Hadoop学习之hdfs的操作
1.将HDFS中的文件复制到本地
java
复制代码
package com.shujia.hdfs;
import org.apache.hadoop.conf.Configuration;
import org.apache.hadoop.fs.FileSystem;
import org.apache.hadoop.fs.Path;
import org.junit.After;
import org.junit.Before;
import org.junit.Test;
import java.io.IOException;
public class Demo02Download {
FileSystem fileSystem;
// 创建执行对象
// @Before: 前置通知, 在方法执行之前执行
@Before
public void getFileSystem() throws IOException {
Configuration entries = new Configuration();
entries.set("fs.defaultFS", "hdfs://master:9000");
fileSystem = FileSystem.get(entries);
}
// 实现文件复制到本地
// @Test的作用,省略了public static void main(String[] args) {,表示测试类的方法
@Test
public void getData() throws IOException {
String hdfsPath = "/NOTICE.txt";
String localPath = "data/";
// 将HDFS中的文件复制到本地
fileSystem.copyToLocalFile(new Path(hdfsPath),new Path(localPath));
}
// @After: 后置通知, 在方法执行之后执行 。
@After
public void close() throws IOException {
fileSystem.close();
}
}
2.上传数据到HDFS中
java
复制代码
package com.shujia.hdfs;
import org.apache.hadoop.conf.Configuration;
import org.apache.hadoop.fs.FileSystem;
import org.apache.hadoop.fs.Path;
import java.io.IOException;
import java.net.URI;
import java.net.URISyntaxException;
public class Demo04PutData {
public static void main(String[] args) throws IOException, URISyntaxException, InterruptedException {
/*
上传数据到HDFS中
*/
putData();
putData2();
}
public static void putData() throws IOException {
// 没有设置用户信息
Configuration entries = new Configuration();
entries.set("fs.defaultFS","hdfs://master:9000");
FileSystem fileSystem = FileSystem.get(entries);
// 从本地上传文件到HDFS上
fileSystem.copyFromLocalFile(new Path("hadoop/data/students.txt"),new Path("/data/"));
fileSystem.close();
}
public static void putData2() throws IOException, URISyntaxException, InterruptedException {
// 设置了用户信息
Configuration entries = new Configuration();
entries.set("fs.defaultFS","hdfs://master:9000");
/*
FileSystem get(final URI uri, final Configuration conf,final String user)
*/
URI uri = new URI("hdfs://master:9000");
// 获取FileSystem的实体类对象(传递uri到get函数中吗,会更改上传到HDFS中文件的用户信息)

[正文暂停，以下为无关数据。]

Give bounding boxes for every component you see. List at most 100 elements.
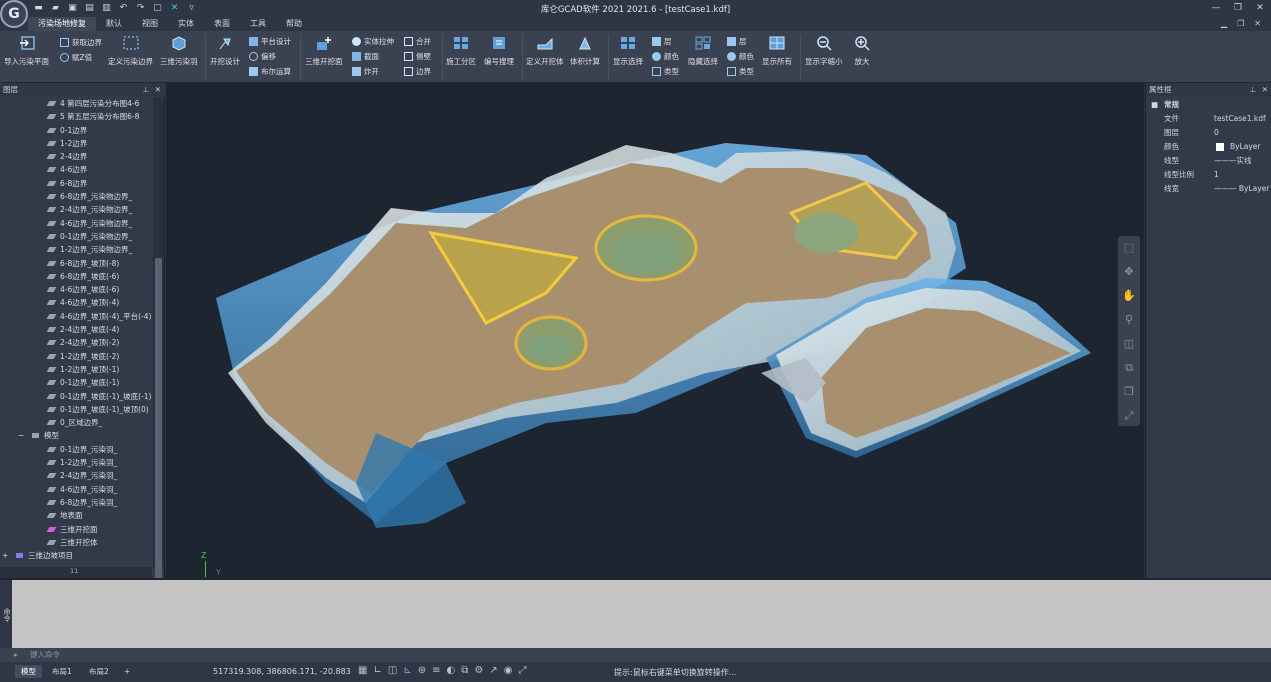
app-logo-icon[interactable]: G — [0, 0, 28, 28]
show-by-layer-button[interactable]: 层 — [652, 36, 672, 47]
layer-item[interactable]: 4 第四层污染分布图4-6 — [0, 97, 152, 110]
hide-by-layer-button[interactable]: 层 — [727, 36, 747, 47]
tab-pollution-site-repair[interactable]: 污染场地修复 — [28, 17, 96, 31]
layer-item[interactable]: 1-2边界_坡顶(-1) — [0, 363, 152, 376]
orbit-icon[interactable]: ✥ — [1118, 260, 1140, 284]
layer-item[interactable]: 2-4边界_坡底(-4) — [0, 323, 152, 336]
layer-item[interactable]: 0-1边界_污染物边界_ — [0, 230, 152, 243]
platform-design-button[interactable]: 平台设计 — [249, 36, 291, 47]
layer-item[interactable]: 2-4边界_污染羽_ — [0, 469, 152, 482]
tab-layout1[interactable]: 布局1 — [46, 665, 78, 678]
layer-hscroll[interactable]: 11 — [0, 567, 152, 578]
layer-item[interactable]: 0-1边界_坡底(-1) — [0, 376, 152, 389]
annotation-icon[interactable]: ↗ — [489, 665, 497, 676]
expand-icon[interactable]: − — [18, 429, 24, 442]
section-button[interactable]: 截面 — [352, 51, 379, 62]
hide-by-type-button[interactable]: 类型 — [727, 66, 754, 77]
panel-close-icon[interactable]: ✕ — [155, 83, 161, 96]
tab-tools[interactable]: 工具 — [240, 17, 276, 31]
properties-section[interactable]: ■ 常规 — [1146, 98, 1271, 112]
tab-help[interactable]: 帮助 — [276, 17, 312, 31]
minimize-icon[interactable]: — — [1205, 0, 1227, 16]
layer-item[interactable]: 1-2边界_污染羽_ — [0, 456, 152, 469]
view-3d-icon[interactable]: ❒ — [1118, 380, 1140, 404]
layer-item[interactable]: 0-1边界_坡底(-1)_坡底(-1) — [0, 390, 152, 403]
boundary-button[interactable]: 边界 — [404, 66, 431, 77]
isolate-icon[interactable]: ◉ — [504, 665, 513, 676]
show-by-color-button[interactable]: 颜色 — [652, 51, 679, 62]
property-row[interactable]: 线型 ———实线 — [1146, 154, 1271, 168]
selection-cycle-icon[interactable]: ⧉ — [461, 665, 468, 676]
tab-solid[interactable]: 实体 — [168, 17, 204, 31]
offset-button[interactable]: 偏移 — [249, 51, 276, 62]
tab-surface[interactable]: 表面 — [204, 17, 240, 31]
collapse-icon[interactable]: ■ — [1151, 98, 1158, 112]
zoom-out-button[interactable]: 显示字缩小 — [805, 34, 843, 67]
show-all-button[interactable]: 显示所有 — [762, 34, 792, 67]
layer-item[interactable]: 4-6边界_坡底(-6) — [0, 283, 152, 296]
merge-button[interactable]: 合并 — [404, 36, 431, 47]
three-d-excavation-surface-button[interactable]: 三维开挖面 — [305, 34, 343, 67]
command-input[interactable]: ▸ 键入命令 — [0, 648, 1271, 662]
property-row[interactable]: 颜色 ByLayer — [1146, 140, 1271, 154]
zoom-in-button[interactable]: 放大 — [852, 34, 872, 67]
maximize-icon[interactable]: ❐ — [1227, 0, 1249, 16]
pan-icon[interactable]: ✋ — [1118, 284, 1140, 308]
hide-select-button[interactable]: 隐藏选择 — [688, 34, 718, 67]
settings-gear-icon[interactable]: ⚙ — [474, 665, 483, 676]
layer-item[interactable]: 4-6边界_污染羽_ — [0, 483, 152, 496]
close-icon[interactable]: ✕ — [1249, 0, 1271, 16]
mdi-minimize-icon[interactable]: ▁ — [1221, 19, 1227, 28]
property-row[interactable]: 文件 testCase1.kdf — [1146, 112, 1271, 126]
layer-item[interactable]: 1-2边界 — [0, 137, 152, 150]
construction-zone-button[interactable]: 施工分区 — [446, 34, 476, 67]
layer-item[interactable]: 0_区域边界_ — [0, 416, 152, 429]
layer-item[interactable]: 三维开挖面 — [0, 523, 152, 536]
layer-item[interactable]: 4-6边界 — [0, 163, 152, 176]
lineweight-icon[interactable]: ≡ — [432, 665, 440, 676]
boolean-op-button[interactable]: 布尔运算 — [249, 66, 291, 77]
layer-item[interactable]: 0-1边界_污染羽_ — [0, 443, 152, 456]
panel-close-icon[interactable]: ✕ — [1262, 83, 1268, 96]
3d-viewport[interactable]: Z Y — [166, 83, 1144, 578]
expand-icon[interactable]: + — [2, 549, 8, 562]
clean-screen-icon[interactable]: ⤢ — [518, 665, 526, 676]
layer-item[interactable]: 2-4边界 — [0, 150, 152, 163]
command-history[interactable]: 命令 — [0, 578, 1271, 650]
numbering-extract-button[interactable]: 编号搜理 — [484, 34, 514, 67]
osnap-icon[interactable]: ⊾ — [403, 665, 411, 676]
add-layout-button[interactable]: + — [118, 665, 136, 678]
fullscreen-icon[interactable]: ⤢ — [1118, 404, 1140, 428]
view-box-icon[interactable]: ⧉ — [1118, 356, 1140, 380]
layer-item[interactable]: 6-8边界 — [0, 177, 152, 190]
layer-item[interactable]: 4-6边界_坡顶(-4) — [0, 296, 152, 309]
tab-view[interactable]: 视图 — [132, 17, 168, 31]
layer-item[interactable]: 1-2边界_污染物边界_ — [0, 243, 152, 256]
tab-layout2[interactable]: 布局2 — [83, 665, 115, 678]
pin-icon[interactable]: ⊥ — [142, 83, 149, 96]
zoom-icon[interactable]: ⚲ — [1118, 308, 1140, 332]
layer-item[interactable]: 1-2边界_坡底(-2) — [0, 350, 152, 363]
view-cube-icon[interactable]: ◫ — [1118, 332, 1140, 356]
assign-z-button[interactable]: 赋Z值 — [60, 52, 92, 63]
layer-item[interactable]: 6-8边界_坡底(-6) — [0, 270, 152, 283]
layer-item[interactable]: 0-1边界_坡底(-1)_坡顶(0) — [0, 403, 152, 416]
excavation-design-button[interactable]: 开挖设计 — [210, 34, 240, 67]
pin-icon[interactable]: ⊥ — [1249, 83, 1256, 96]
mdi-close-icon[interactable]: ✕ — [1254, 19, 1261, 28]
layer-item[interactable]: 2-4边界_坡顶(-2) — [0, 336, 152, 349]
layer-item[interactable]: 6-8边界_污染羽_ — [0, 496, 152, 509]
property-row[interactable]: 线型比例 1 — [1146, 168, 1271, 182]
layer-item[interactable]: 4-6边界_污染物边界_ — [0, 217, 152, 230]
show-by-type-button[interactable]: 类型 — [652, 66, 679, 77]
tree-root[interactable]: + 三维边坡项目 — [0, 549, 152, 562]
explode-button[interactable]: 炸开 — [352, 66, 379, 77]
define-excavation-body-button[interactable]: 定义开挖体 — [526, 34, 564, 67]
side-wall-button[interactable]: 侧壁 — [404, 51, 431, 62]
otrack-icon[interactable]: ⊛ — [418, 665, 426, 676]
solid-extrude-button[interactable]: 实体拉伸 — [352, 36, 394, 47]
select-window-icon[interactable]: ⬚ — [1118, 236, 1140, 260]
ortho-icon[interactable]: ∟ — [373, 665, 381, 676]
tree-group[interactable]: − 模型 — [0, 429, 152, 442]
get-boundary-button[interactable]: 获取边界 — [60, 37, 102, 48]
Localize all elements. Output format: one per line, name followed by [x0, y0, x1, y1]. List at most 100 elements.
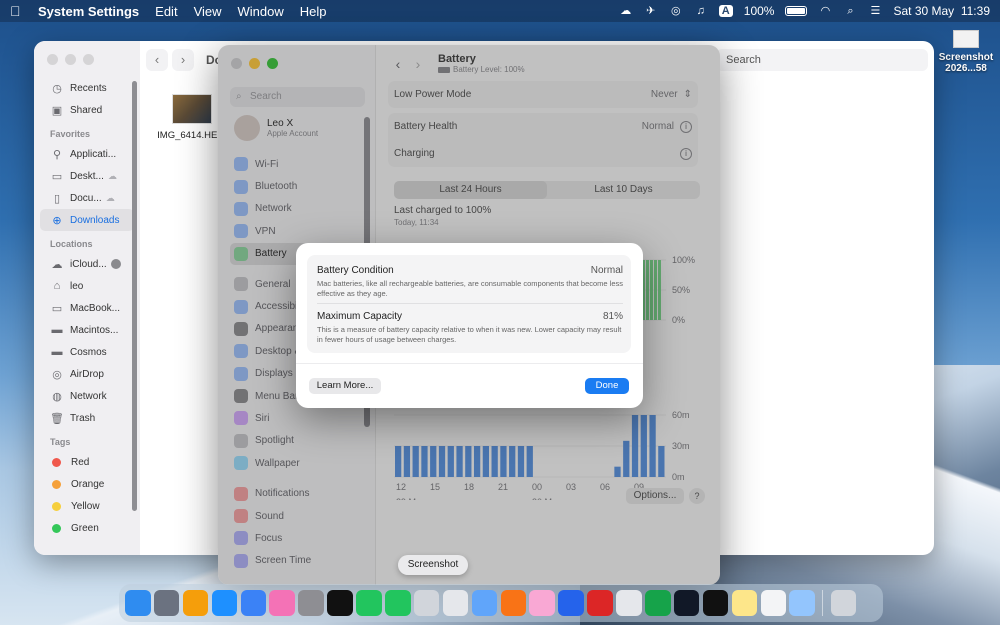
sidebar-tag-orange[interactable]: Orange [34, 473, 140, 495]
home-icon: ⌂ [53, 280, 61, 292]
airdrop-icon: ◎ [52, 368, 62, 381]
sidebar-item[interactable]: ▬ Cosmos [34, 341, 140, 363]
whatsapp-icon[interactable] [385, 590, 411, 616]
cloud-status-icon[interactable]: ☁ [619, 5, 633, 17]
sun-app-icon[interactable] [500, 590, 527, 616]
control-center-icon[interactable]: ☰ [868, 5, 882, 17]
battery-condition-row: Battery Condition Normal Mac batteries, … [317, 265, 623, 299]
airpods-icon[interactable]: ♫ [694, 5, 708, 17]
sidebar-item-label: leo [70, 280, 84, 292]
desktop-screenshot-file[interactable]: Screenshot 2026...58 [935, 30, 997, 74]
mail-icon[interactable] [240, 590, 267, 616]
red-app-icon[interactable] [587, 590, 613, 616]
tag-color-dot-icon [52, 457, 61, 467]
cloud-icon: ☁ [107, 170, 117, 181]
desktop-icon: ▭ [51, 170, 63, 183]
network-icon: ◍ [52, 390, 62, 403]
tiktok-icon[interactable] [327, 590, 353, 616]
sidebar-item[interactable]: ▬ Macintos... [34, 319, 140, 341]
activity-monitor-icon[interactable] [673, 590, 700, 616]
clock[interactable]: Sat 30 May 11:39 [893, 4, 990, 18]
photos-icon[interactable] [269, 590, 295, 616]
compass-app-icon[interactable] [471, 590, 498, 616]
sidebar-item[interactable]: ◷ Recents [34, 77, 140, 99]
menu-view[interactable]: View [194, 4, 222, 19]
sidebar-tag-red[interactable]: Red [34, 451, 140, 473]
close-button[interactable] [47, 54, 58, 65]
sidebar-item[interactable]: ◍ Network [34, 385, 140, 407]
sidebar-item[interactable]: ◎ AirDrop [34, 363, 140, 385]
sidebar-item[interactable]: ▭ Deskt... ☁ [34, 165, 140, 187]
sidebar-item-label: Recents [70, 82, 107, 94]
battery-condition-title: Battery Condition [317, 265, 394, 276]
dock-separator [822, 590, 824, 616]
sidebar-item[interactable]: 🗑 Trash [34, 407, 140, 429]
sidebar-tag-yellow[interactable]: Yellow [34, 495, 140, 517]
sidebar-item-label: Cosmos [70, 346, 107, 358]
minimize-button[interactable] [65, 54, 76, 65]
excel-icon[interactable] [645, 590, 671, 616]
menu-window[interactable]: Window [238, 4, 284, 19]
sidebar-item-label: Red [71, 456, 90, 468]
sidebar-item-label: Orange [71, 478, 105, 490]
wechat-icon[interactable]: ◎ [669, 5, 683, 17]
apple-menu-icon[interactable]:  [10, 3, 24, 19]
battery-percentage[interactable]: 100% [744, 4, 775, 18]
menu-edit[interactable]: Edit [155, 4, 177, 19]
menu-app-name[interactable]: System Settings [38, 4, 139, 19]
app-grid-icon[interactable] [442, 590, 469, 616]
system-settings-icon[interactable] [298, 590, 324, 616]
laptop-icon: ▭ [51, 302, 63, 315]
battery-icon[interactable] [785, 6, 808, 16]
zoom-button[interactable] [83, 54, 94, 65]
input-source-icon[interactable]: A [718, 5, 733, 17]
battery-condition-desc: Mac batteries, like all rechargeable bat… [317, 279, 623, 298]
finder-search-input[interactable]: Search [716, 49, 928, 71]
finder-icon[interactable] [125, 590, 151, 616]
sidebar-item-label: Downloads [70, 214, 120, 226]
sync-badge-icon [110, 259, 121, 269]
icloud-icon: ☁ [51, 258, 63, 271]
maximum-capacity-row: Maximum Capacity 81% This is a measure o… [317, 311, 623, 345]
sidebar-item[interactable]: ⊕ Downloads [40, 209, 134, 231]
dock-tooltip: Screenshot [398, 555, 468, 575]
safari-icon[interactable] [211, 590, 238, 616]
flower-app-icon[interactable] [616, 590, 642, 616]
sidebar-tag-green[interactable]: Green [34, 517, 140, 539]
done-button[interactable]: Done [585, 378, 629, 394]
sidebar-item-label: Green [71, 522, 99, 534]
sidebar-scrollbar[interactable] [132, 81, 137, 511]
search-icon[interactable]: ⌕ [843, 5, 857, 17]
terminal-icon[interactable] [702, 590, 729, 616]
sidebar-item[interactable]: ▣ Shared [34, 99, 140, 121]
sidebar-item[interactable]: ⌂ leo [34, 275, 140, 297]
sidebar-item[interactable]: ▭ MacBook... [34, 297, 140, 319]
wechat-icon[interactable] [356, 590, 382, 616]
menu-help[interactable]: Help [300, 4, 327, 19]
location-icon[interactable]: ✈ [644, 5, 658, 17]
table-app-icon[interactable] [760, 590, 787, 616]
sidebar-item[interactable]: ▯ Docu... ☁ [34, 187, 140, 209]
cloud-app-icon[interactable] [182, 590, 209, 616]
screenshot-icon[interactable] [413, 590, 440, 616]
preview-icon[interactable] [789, 590, 815, 616]
downloads-icon: ⊕ [52, 214, 62, 227]
back-button[interactable]: ‹ [146, 49, 168, 71]
tag-color-dot-icon [52, 501, 61, 511]
trash-icon[interactable] [830, 590, 857, 616]
wifi-icon[interactable]: ◠ [818, 5, 832, 17]
tag-color-dot-icon [52, 523, 61, 533]
avatar-app-icon[interactable] [529, 590, 555, 616]
sidebar-item-label: Deskt... [70, 170, 104, 182]
blue-app-icon[interactable] [558, 590, 584, 616]
learn-more-button[interactable]: Learn More... [309, 378, 381, 394]
menu-extras: ☁ ✈ ◎ ♫ A 100% ◠ ⌕ ☰ Sat 30 May 11:39 [619, 4, 990, 18]
sidebar-item[interactable]: ☁ iCloud... [34, 253, 140, 275]
image-thumbnail [172, 94, 212, 124]
sidebar-item[interactable]: ⚲ Applicati... [34, 143, 140, 165]
forward-button[interactable]: › [172, 49, 194, 71]
finder-sidebar: ◷ Recents ▣ Shared Favorites ⚲ Applicati... ▭… [34, 41, 140, 555]
sidebar-item-label: Shared [70, 104, 103, 116]
launchpad-icon[interactable] [153, 590, 180, 616]
notes-icon[interactable] [731, 590, 758, 616]
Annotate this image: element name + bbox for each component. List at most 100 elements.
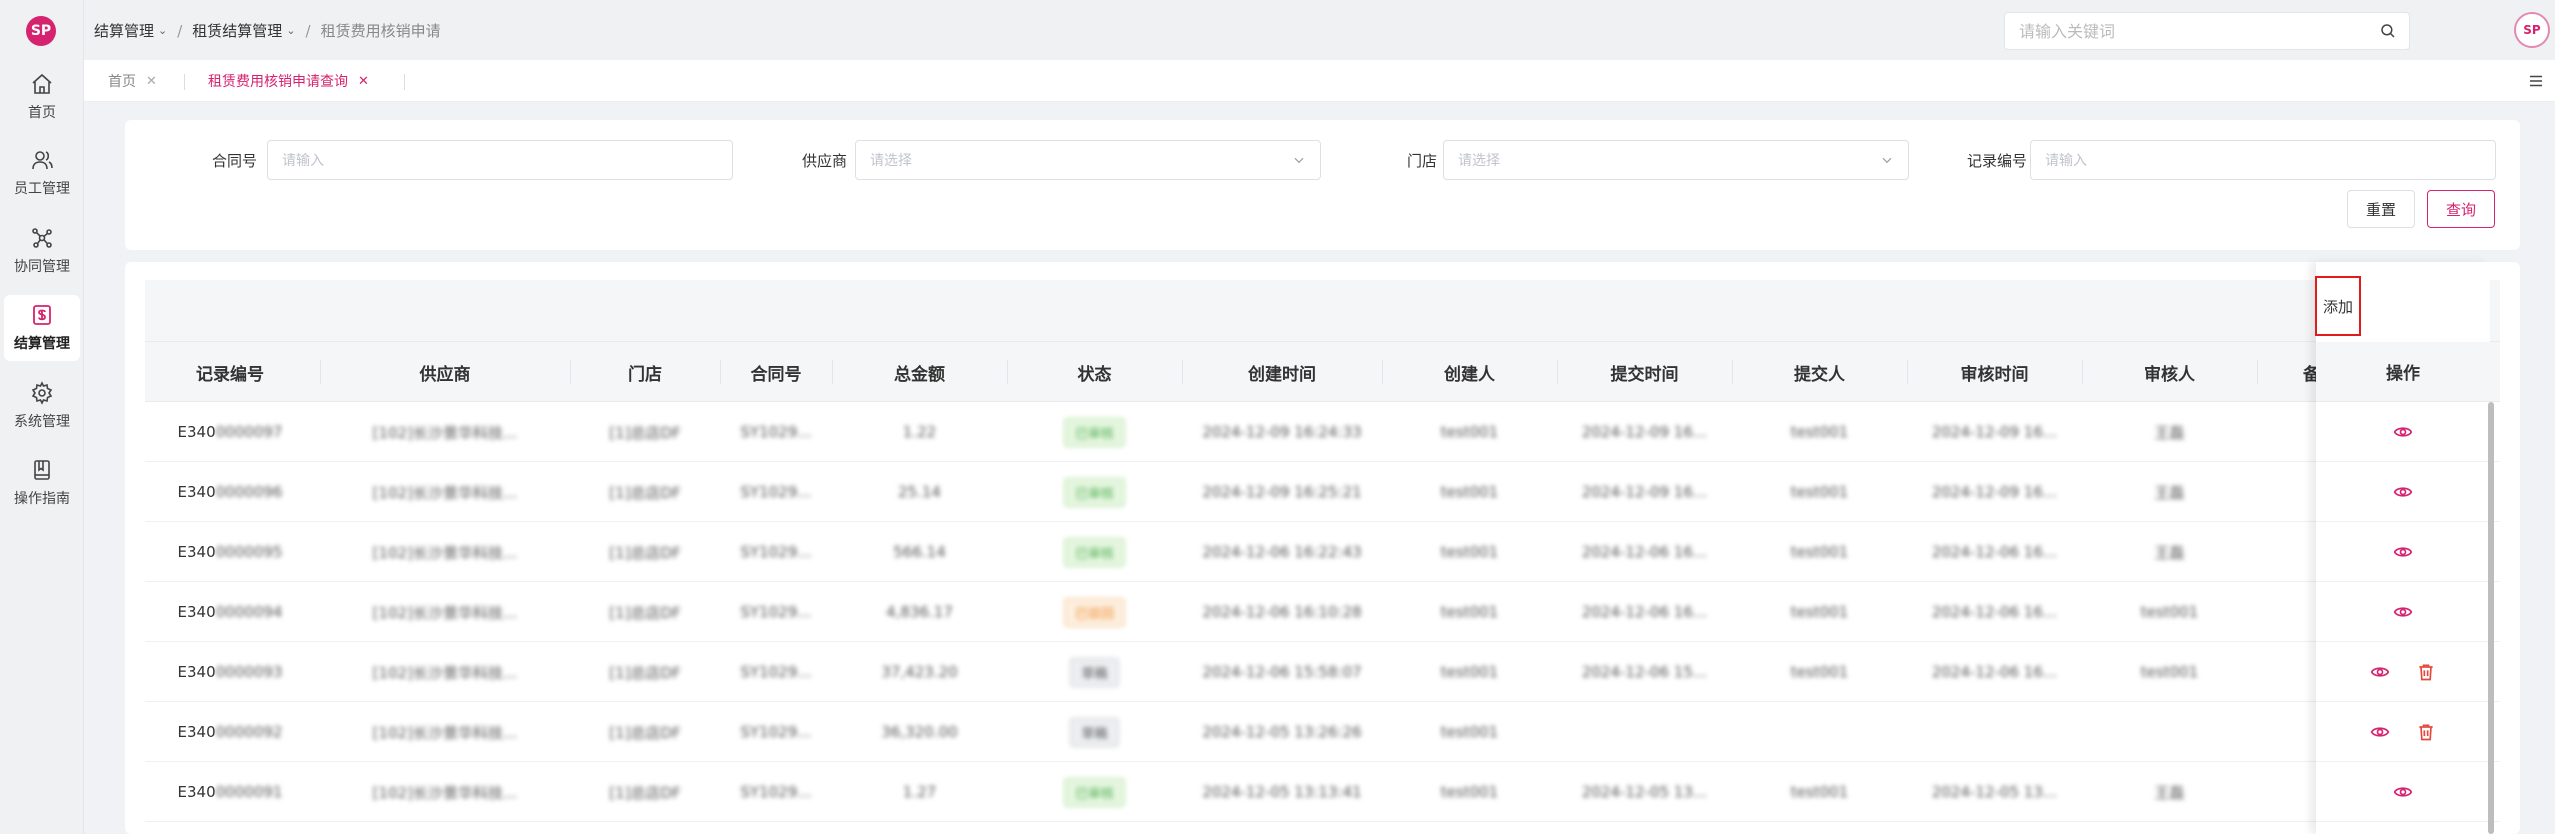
action-row (2316, 762, 2490, 822)
record-code-rest: 0000091 (215, 783, 283, 801)
cell-auditor: 王磊 (2082, 762, 2257, 822)
sidebar-item-label: 系统管理 (14, 414, 70, 430)
tab-lease-writeoff-query[interactable]: 租赁费用核销申请查询 ✕ (208, 72, 369, 91)
column-header[interactable]: 状态 (1007, 342, 1182, 402)
cell-creator-text: test001 (1440, 483, 1499, 501)
cell-created: 2024-12-05 13:26:26 (1182, 702, 1382, 762)
table-row[interactable]: E340 0000093 [102]长沙景华科技... [1]总店DF SY1029..… (145, 642, 2500, 702)
cell-contract-text: SY1029... (740, 543, 812, 561)
cell-amount: 37,423.20 (832, 642, 1007, 702)
cell-creator: test001 (1382, 582, 1557, 642)
table-card: 添加 记录编号 供应商 门店 合同号 总金额 状态 创建时间 创建人 提交时间 … (125, 262, 2520, 834)
query-button[interactable]: 查询 (2427, 190, 2495, 228)
cell-submitted-text: 2024-12-06 16... (1581, 603, 1708, 621)
cell-submitter: test001 (1732, 402, 1907, 462)
cell-submitter: test001 (1732, 582, 1907, 642)
cell-record-code: E340 0000094 (145, 582, 315, 642)
search-input[interactable] (2005, 13, 2335, 49)
chevron-down-icon: ⌄ (286, 24, 296, 37)
sidebar-item-settlement[interactable]: 结算管理 (4, 295, 80, 361)
tab-home[interactable]: 首页 ✕ (108, 72, 157, 91)
column-header[interactable]: 审核人 (2082, 342, 2257, 402)
cell-contract: SY1029... (720, 762, 832, 822)
column-header[interactable]: 审核时间 (1907, 342, 2082, 402)
cell-audited-text: 2024-12-09 16... (1931, 423, 2058, 441)
record-input[interactable]: 请输入 (2030, 140, 2496, 180)
users-icon (32, 151, 53, 170)
column-header[interactable]: 供应商 (320, 342, 570, 402)
tab-divider (184, 74, 185, 90)
search-icon[interactable] (2379, 22, 2397, 40)
tab-divider (404, 74, 405, 90)
view-icon[interactable] (2393, 422, 2413, 442)
cell-store: [1]总店DF (570, 582, 720, 642)
cell-contract: SY1029... (720, 702, 832, 762)
menu-icon[interactable] (2527, 72, 2545, 90)
breadcrumb-item[interactable]: 租赁结算管理 ⌄ (192, 20, 295, 41)
cell-creator-text: test001 (1440, 663, 1499, 681)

FileSystem fileSystem = FileSystem.get(uri,entries,"root");
fileSystem.copyFromLocalFile(new Path("hadoop/data/students.txt"),new Path("/data/"));
fileSystem.close();
}
}
3.在HDFS上创建文件目录
java
复制代码
package com.shujia.hdfs;
import org.apache.hadoop.conf.Configuration;
import org.apache.hadoop.fs.FileSystem;
import org.apache.hadoop.fs.Path;
import java.io.IOException;
import java.net.URI;
import java.net.URISyntaxException;
public class Demo05MakeDir {
public static void main(String[] args) throws IOException, URISyntaxException, InterruptedException {
/*
上传数据到HDFS中
*/
mkdir();
}
public static void mkdir() throws IOException, URISyntaxException, InterruptedException {
// 设置了用户信息
Configuration entries = new Configuration();
entries.set("fs.defaultFS","hdfs://master:9000");
URI uri = new URI("hdfs://master:9000");
FileSystem fileSystem = FileSystem.get(uri,entries,"root");
fileSystem.mkdirs(new Path("/api"));
// fileSystem.mkdirs(new Path("/api/1/2"));
fileSystem.close();
}
}
4.删除HDFS上的文件目录
java
复制代码
package com.shujia.hdfs;
import org.apache.hadoop.conf.Configuration;
import org.apache.hadoop.fs.FileSystem;
import org.apache.hadoop.fs.Path;
import java.io.IOException;
import java.net.URI;
import java.net.URISyntaxException;
public class Demo06Delete {
public static void main(String[] args) throws IOException, URISyntaxException, InterruptedException {
delete();
}
public static void delete() throws IOException, URISyntaxException, InterruptedException {
// 设置了用户信息
Configuration entries = new Configuration();
entries.set("fs.defaultFS","hdfs://master:9000");
URI uri = new URI("hdfs://master:9000");
FileSystem fileSystem = FileSystem.get(uri,entries,"root");
// fileSystem.delete(new Path("/api/1/2"));
//TODO 参数recursive:如果path是一个目录并设置为true,则删除该目录,否则抛出异常。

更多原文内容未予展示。